ONE thing is certain about our nation's farm policy - it's complicated. Or so the experts on the congressional agriculture committees would have us believe. There's the Acreage Reduction Program, the 0/92 program, deficiency payments, and an alphabet's worth of acronyms. Congressmen from nonfarm districts don't speak the lingo so they fear the debate. They've been esoterrorized.
They shouldn't be so intimidated. When you get past the jargon, the farm bill comes down to basic wheeling and dealing to prop up food prices to benefit farmers at the expense of taxpayers and consumers. The organized farm lobby likes to keep ``nonexperts'' out of the debate. Unfortunately for our nation, these ``expert'' politicians and lobbyists benefit much more from these programs than do consumers, taxpayers and, often, farmers.
Here's a straight-talk glossary of our nation's (often silly) agricultural policies.
Acreage Reduction Program (ARP): A ``supply management'' program which rewards farmers for not growing crops on a portion of their acreage in order to limit production. In 1988, 61 million acres lay fallow (er, reduced) under direction of the United States Department of Agriculture (USDA), an area equal to all of Indiana and Ohio, plus half of Illinois.
Agricultural Extension Service: An office of the USDA that teaches farmers how to produce a surplus on the land USDA does not pay them not to grow on.
Cartel: An alliance of independent producers in the same business who limit competition, fix supply, and set prices in their market. The Department of Justice is responsible for breaking up US cartels.
Marketing Orders: Federal regulations which establish an alliance of independent producers in the same business (i.e., citrus or milk) who limit competition, fix supply, and set prices in their market. The Department of Agriculture is responsible for enforcing marketing orders in the US. Participants in marketing orders are exempted from US antitrust laws. (Several businessmen are now in prison attempting to set up their own marketing order-type operations in other industries.)
Basic Commodities: Six agricultural crops (corn, cotton, peanuts, rice, tobacco, and wheat) for which the government guarantees a price. Only 30 percent of American crop production is subsidized. The majority of agricultural producers (not to mention private producers in every industry except agriculture) manage to survive without price guarantees.
Dairy Diversion Program: Cow killing. An interesting program in the 1985 farm bill designed to limit milk production by paying dairy farmers to kill 1.6 million dairy cattle and take five-year vacations from farming. Inexplicably, a milk surplus still existed, while the unsubsidized beef industry crashed when beef from ``diverted'' dairy cows flooded their market.
Target Price: A ``guaranteed price level,'' written into law by congressional fiat. If farmers can't get the target price for their goods in the marketplace, the US government makes up the difference through hefty federal checks.

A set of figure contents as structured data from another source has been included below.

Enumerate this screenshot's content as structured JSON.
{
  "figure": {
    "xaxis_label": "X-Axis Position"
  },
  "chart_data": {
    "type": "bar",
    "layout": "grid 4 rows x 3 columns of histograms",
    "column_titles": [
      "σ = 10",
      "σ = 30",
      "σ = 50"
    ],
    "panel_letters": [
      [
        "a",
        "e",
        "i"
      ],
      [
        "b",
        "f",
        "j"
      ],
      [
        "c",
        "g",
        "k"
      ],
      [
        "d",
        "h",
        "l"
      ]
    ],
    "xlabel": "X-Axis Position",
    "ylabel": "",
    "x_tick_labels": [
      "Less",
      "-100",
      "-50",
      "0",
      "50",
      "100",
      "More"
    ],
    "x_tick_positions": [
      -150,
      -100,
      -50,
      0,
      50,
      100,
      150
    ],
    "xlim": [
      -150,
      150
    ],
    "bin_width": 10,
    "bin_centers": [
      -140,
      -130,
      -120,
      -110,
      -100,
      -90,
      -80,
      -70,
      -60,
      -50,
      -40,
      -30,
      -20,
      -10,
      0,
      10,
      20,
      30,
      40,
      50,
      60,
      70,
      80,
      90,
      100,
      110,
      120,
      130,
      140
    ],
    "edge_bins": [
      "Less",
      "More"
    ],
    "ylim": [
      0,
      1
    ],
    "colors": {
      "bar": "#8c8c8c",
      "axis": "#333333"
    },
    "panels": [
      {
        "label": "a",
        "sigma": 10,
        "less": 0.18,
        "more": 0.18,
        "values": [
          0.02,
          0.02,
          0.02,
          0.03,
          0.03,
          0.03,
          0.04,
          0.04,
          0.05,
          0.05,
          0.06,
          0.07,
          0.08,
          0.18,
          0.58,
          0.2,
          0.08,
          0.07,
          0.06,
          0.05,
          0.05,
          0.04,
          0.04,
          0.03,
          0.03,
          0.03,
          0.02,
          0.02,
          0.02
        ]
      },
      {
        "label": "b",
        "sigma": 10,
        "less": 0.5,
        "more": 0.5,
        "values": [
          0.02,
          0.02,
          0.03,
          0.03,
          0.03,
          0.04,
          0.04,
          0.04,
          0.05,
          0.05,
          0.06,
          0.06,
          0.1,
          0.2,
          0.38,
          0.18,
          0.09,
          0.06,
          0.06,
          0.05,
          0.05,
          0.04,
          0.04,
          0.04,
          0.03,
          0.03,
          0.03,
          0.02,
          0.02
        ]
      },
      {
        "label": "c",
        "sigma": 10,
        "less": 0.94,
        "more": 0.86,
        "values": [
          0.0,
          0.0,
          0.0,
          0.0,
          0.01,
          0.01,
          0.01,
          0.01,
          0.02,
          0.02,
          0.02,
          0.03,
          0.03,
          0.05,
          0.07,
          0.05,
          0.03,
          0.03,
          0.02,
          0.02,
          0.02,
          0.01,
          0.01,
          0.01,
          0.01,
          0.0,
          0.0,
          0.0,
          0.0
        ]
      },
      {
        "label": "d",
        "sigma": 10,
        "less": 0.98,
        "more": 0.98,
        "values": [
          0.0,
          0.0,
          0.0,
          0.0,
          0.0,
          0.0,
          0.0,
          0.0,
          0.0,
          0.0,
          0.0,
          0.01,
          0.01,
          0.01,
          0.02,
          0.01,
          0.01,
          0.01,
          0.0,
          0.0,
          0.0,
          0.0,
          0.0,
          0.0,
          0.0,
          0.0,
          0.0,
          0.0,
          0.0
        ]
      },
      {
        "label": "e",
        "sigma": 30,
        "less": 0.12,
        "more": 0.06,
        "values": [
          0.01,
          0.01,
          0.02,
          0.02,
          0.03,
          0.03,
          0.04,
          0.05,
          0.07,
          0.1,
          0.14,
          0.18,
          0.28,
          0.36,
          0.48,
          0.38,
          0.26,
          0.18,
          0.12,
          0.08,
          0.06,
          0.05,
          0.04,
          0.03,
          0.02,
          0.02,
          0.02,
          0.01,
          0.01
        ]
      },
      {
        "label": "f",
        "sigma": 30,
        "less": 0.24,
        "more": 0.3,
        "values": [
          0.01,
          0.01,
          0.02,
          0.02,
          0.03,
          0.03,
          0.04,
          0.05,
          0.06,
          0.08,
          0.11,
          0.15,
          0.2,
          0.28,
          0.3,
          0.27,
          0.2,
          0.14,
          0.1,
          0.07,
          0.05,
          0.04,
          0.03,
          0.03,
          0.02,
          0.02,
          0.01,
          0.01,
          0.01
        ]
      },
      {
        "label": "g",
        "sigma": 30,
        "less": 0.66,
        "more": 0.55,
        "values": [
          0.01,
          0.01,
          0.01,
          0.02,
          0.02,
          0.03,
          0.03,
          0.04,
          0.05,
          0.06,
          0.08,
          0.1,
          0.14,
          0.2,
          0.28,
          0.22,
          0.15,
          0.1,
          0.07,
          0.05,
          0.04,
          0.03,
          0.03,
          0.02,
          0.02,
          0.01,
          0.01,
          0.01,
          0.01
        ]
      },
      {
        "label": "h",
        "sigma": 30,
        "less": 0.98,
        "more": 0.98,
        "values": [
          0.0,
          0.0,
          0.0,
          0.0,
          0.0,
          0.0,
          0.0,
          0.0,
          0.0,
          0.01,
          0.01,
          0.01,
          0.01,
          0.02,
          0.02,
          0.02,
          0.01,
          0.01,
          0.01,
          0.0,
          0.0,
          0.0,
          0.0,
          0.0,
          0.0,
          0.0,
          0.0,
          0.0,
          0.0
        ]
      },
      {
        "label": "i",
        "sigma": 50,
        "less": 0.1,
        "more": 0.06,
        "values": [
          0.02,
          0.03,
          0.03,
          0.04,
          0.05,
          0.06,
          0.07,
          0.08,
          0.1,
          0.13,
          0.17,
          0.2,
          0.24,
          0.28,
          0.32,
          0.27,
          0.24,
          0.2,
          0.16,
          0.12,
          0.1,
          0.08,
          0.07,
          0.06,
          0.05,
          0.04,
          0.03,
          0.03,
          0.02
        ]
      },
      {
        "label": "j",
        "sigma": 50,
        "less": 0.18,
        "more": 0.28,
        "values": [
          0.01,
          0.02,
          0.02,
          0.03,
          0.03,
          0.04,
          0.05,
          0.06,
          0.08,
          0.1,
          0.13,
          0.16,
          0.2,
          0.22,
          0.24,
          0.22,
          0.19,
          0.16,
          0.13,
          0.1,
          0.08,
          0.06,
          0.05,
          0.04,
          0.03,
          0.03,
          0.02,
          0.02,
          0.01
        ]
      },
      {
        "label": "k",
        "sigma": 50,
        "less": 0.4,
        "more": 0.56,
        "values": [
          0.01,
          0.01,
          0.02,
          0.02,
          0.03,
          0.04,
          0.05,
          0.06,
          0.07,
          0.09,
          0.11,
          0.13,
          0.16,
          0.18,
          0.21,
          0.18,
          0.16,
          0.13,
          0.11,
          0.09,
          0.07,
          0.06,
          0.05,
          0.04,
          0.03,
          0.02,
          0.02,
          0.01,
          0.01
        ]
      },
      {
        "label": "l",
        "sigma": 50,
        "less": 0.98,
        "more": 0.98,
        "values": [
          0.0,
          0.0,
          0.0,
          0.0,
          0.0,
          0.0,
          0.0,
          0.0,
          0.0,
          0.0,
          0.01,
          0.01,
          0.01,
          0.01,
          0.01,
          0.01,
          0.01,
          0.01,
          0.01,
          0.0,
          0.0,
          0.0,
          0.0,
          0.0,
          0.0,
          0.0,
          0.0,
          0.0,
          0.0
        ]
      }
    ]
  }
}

Deficiency Payments: Hefty checks mailed from Washington to farmers whose crop prices are below the target price level. When market prices for basic commodities end up below the target prices, the federal government pays farmers the difference with tax dollars. When farmers have a good year and a bountiful harvest, these federal checks get even heftier.
Dumping: Selling commodities in a foreign market at a lower price than in the domestic market, which is usually done through government subsidization. Dumping is a nasty Japanese trade practice, a happy US farm policy.
Peanut Program: The reason foreigners can buy American peanuts at a cheaper price than Americans pay for American peanuts. (See also, dumping.)
Free Market: A system in which the market forces of supply and demand determine prices and allocate resources free of governmental central planning, price supports, or supply management. Sweeping the world, it is the root of America's economic system. Except in agriculture.
Central Planning: Economic system marked by government allocation of goods and resources, as seen in Moscow, North Korea, Cuba, and the USDA.
Payment Limitation: The maximum amount of direct benefits a farmer can receive. Thanks to the payment limitation, those needy farmers who annually earn only $1 million can receive just $50,000 per year from the taxpayers.
Mississippi Pyramid: The shape of a farm's organizational structure after a farmer subdivides his farm among children and grandchildren so each can receive $50,000 under the payment limitation.
Surplus: Excess crops the government buys from farmers when consumers refuse to pay the government guaranteed price. Surpluses are often dumped on foreign markets.
Welfare: A system of income subsidies often derided for rewarding people for doing no work.
Zero/92 Program: A system of income subsidies which rewards farmers for planting no crops. Under the 0/92 program, they still receive hefty deficiency payments as if 92 percent of their permitted acreage had been planted.
Family Farm: A farm where the operator and his family make most of the management decisions, supply the capital, and provide a significant part of the labor. The family farm, and the loss thereof, has been the focus of many movies in the '80s, and its salvation is the basis for the costly array of agricultural subsidies.
Ironically, these same programs benefit large corporate farms over small family farms, since they reward maximizing yields over minimizing costs and enable large wealthy farmers to buy out small farmers. In 1987, large farms accounted for 62 percent of sales, up from 23 percent in 1960.